I'm reading Christopher McDougall's new book Running With Sherman, his story of adopting an abused donkey and training it for ultra-running. It turns out there's a thing called burro racing in which person and animal run together over longer than marathon distances.

Weird, right?

That's just the sort of thing I encourage all of us to do. Maybe not running with a burro, but being weird. The world needs more weird and it needs it now.

Consider what's normal: Carrying a plastic and glass block, carrying on with it instead of with other people, and writing short messages on it all day and into the night to people you either know or don't know. Normal now is following the news twenty-four hours a day and thinking sports worthy of that same coverage. Normal is that orange turd bespoiling the White House.
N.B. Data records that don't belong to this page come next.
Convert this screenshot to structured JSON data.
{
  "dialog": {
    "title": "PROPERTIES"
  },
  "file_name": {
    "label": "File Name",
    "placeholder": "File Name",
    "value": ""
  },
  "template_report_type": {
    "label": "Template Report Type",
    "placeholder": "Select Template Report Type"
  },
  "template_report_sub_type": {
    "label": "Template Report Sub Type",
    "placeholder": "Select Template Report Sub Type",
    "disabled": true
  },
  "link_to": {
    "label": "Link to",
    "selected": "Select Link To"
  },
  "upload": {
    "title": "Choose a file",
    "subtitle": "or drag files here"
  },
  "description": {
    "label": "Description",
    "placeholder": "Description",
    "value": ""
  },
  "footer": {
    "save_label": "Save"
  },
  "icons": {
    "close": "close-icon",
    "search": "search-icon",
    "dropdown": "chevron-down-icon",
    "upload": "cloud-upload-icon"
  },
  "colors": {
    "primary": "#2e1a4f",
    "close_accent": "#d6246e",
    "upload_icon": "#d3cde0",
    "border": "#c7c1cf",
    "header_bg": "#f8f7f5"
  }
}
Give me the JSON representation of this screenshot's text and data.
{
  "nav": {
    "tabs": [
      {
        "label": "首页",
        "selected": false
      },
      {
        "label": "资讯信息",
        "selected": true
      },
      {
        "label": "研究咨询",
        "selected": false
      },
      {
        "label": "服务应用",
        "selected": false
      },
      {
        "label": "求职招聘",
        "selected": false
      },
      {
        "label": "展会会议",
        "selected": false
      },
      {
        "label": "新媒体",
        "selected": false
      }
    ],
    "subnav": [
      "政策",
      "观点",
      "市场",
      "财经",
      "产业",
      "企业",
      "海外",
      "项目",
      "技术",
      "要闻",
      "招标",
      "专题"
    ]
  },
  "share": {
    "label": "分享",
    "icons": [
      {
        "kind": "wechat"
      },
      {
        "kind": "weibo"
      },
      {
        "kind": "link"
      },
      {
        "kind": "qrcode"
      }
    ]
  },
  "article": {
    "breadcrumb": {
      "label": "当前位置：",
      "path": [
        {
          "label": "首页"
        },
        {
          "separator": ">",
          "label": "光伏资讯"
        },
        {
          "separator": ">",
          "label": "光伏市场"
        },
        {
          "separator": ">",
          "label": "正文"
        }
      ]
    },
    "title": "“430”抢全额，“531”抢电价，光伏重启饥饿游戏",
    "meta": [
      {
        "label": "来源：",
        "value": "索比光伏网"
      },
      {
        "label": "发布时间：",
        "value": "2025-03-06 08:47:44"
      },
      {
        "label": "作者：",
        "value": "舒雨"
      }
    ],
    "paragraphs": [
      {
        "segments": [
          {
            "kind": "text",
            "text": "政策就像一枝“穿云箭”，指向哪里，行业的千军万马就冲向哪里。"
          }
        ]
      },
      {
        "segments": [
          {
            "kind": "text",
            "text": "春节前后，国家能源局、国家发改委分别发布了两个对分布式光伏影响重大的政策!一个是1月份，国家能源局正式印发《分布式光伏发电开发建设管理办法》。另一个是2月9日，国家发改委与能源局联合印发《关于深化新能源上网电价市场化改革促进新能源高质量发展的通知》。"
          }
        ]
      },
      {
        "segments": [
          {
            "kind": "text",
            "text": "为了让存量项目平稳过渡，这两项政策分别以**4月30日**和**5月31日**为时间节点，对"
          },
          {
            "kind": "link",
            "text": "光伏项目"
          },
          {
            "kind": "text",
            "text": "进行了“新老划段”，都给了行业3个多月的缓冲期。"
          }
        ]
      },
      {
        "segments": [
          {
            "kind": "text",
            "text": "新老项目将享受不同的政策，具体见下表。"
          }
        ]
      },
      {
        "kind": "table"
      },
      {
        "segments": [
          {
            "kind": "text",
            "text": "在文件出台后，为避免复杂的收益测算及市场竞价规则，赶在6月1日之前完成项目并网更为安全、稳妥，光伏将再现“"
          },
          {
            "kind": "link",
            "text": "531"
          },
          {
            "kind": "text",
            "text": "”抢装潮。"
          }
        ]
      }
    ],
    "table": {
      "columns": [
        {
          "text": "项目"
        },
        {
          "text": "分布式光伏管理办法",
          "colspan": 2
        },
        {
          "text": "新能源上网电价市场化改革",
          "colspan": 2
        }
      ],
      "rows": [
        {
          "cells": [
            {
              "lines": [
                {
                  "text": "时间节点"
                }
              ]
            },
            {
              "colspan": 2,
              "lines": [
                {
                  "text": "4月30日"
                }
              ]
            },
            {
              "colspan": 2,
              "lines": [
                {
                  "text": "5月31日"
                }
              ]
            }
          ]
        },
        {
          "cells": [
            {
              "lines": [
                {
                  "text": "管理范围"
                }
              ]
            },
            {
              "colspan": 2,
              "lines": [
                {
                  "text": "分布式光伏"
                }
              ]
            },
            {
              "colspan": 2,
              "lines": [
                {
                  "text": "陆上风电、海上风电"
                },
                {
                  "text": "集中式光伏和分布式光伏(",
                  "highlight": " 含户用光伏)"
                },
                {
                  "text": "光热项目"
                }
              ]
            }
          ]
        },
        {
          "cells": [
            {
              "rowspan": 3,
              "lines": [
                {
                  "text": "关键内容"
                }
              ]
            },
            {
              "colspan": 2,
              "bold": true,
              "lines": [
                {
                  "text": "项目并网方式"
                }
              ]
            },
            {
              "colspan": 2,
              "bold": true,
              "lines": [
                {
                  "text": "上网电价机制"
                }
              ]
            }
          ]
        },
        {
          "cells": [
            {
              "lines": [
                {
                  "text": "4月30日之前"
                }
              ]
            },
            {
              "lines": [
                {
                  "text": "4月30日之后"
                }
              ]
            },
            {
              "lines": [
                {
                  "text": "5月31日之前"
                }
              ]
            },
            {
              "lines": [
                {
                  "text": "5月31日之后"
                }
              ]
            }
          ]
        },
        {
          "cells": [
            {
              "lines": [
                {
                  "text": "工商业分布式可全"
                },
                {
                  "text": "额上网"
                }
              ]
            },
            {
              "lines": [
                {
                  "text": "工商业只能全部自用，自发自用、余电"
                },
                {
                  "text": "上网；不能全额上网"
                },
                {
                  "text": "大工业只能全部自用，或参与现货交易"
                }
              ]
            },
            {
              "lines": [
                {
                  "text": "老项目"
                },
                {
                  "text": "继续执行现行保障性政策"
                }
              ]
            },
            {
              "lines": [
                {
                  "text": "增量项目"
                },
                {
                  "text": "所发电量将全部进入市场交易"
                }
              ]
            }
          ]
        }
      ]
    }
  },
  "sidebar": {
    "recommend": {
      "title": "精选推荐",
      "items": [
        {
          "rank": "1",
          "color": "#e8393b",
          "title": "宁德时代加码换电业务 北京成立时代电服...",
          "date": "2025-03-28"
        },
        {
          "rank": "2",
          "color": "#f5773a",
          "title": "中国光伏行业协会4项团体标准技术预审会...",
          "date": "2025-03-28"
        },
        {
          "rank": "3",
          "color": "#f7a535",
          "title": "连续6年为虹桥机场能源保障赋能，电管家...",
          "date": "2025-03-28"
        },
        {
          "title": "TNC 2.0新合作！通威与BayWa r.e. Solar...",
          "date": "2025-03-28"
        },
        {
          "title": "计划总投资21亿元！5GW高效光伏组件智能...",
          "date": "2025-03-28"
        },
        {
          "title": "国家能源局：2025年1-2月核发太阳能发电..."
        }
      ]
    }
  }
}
When these things pass for normal, weird seems the only sensible choice. And being weird doesn't require that much.

Some ways that I'm weird:

  • writing with fountain pens and manual typewriters
  • playing records on a turntable
  • staying married and in love for over two decades
  • buying a house and living in it for eighteen years
  • running barefoot (on purpose on pavement)
  • writing a blog for no money
  • deleting Facebook and Twitter

I could go on.

Two of my friends don't drink, one is a vegan, and another runs or rides a bike to work because he doesn't like driving. My older daughter has never once eaten fast food and her sister won't usestyrofoam or plastic cups. Weirdos.

The weird things I do make me happy and help me feel I'm going the right way. How? Because normal is a road to ruin. That much is clear. And even if weird won't save us (though it saves me), it's a hell of a lot more fun.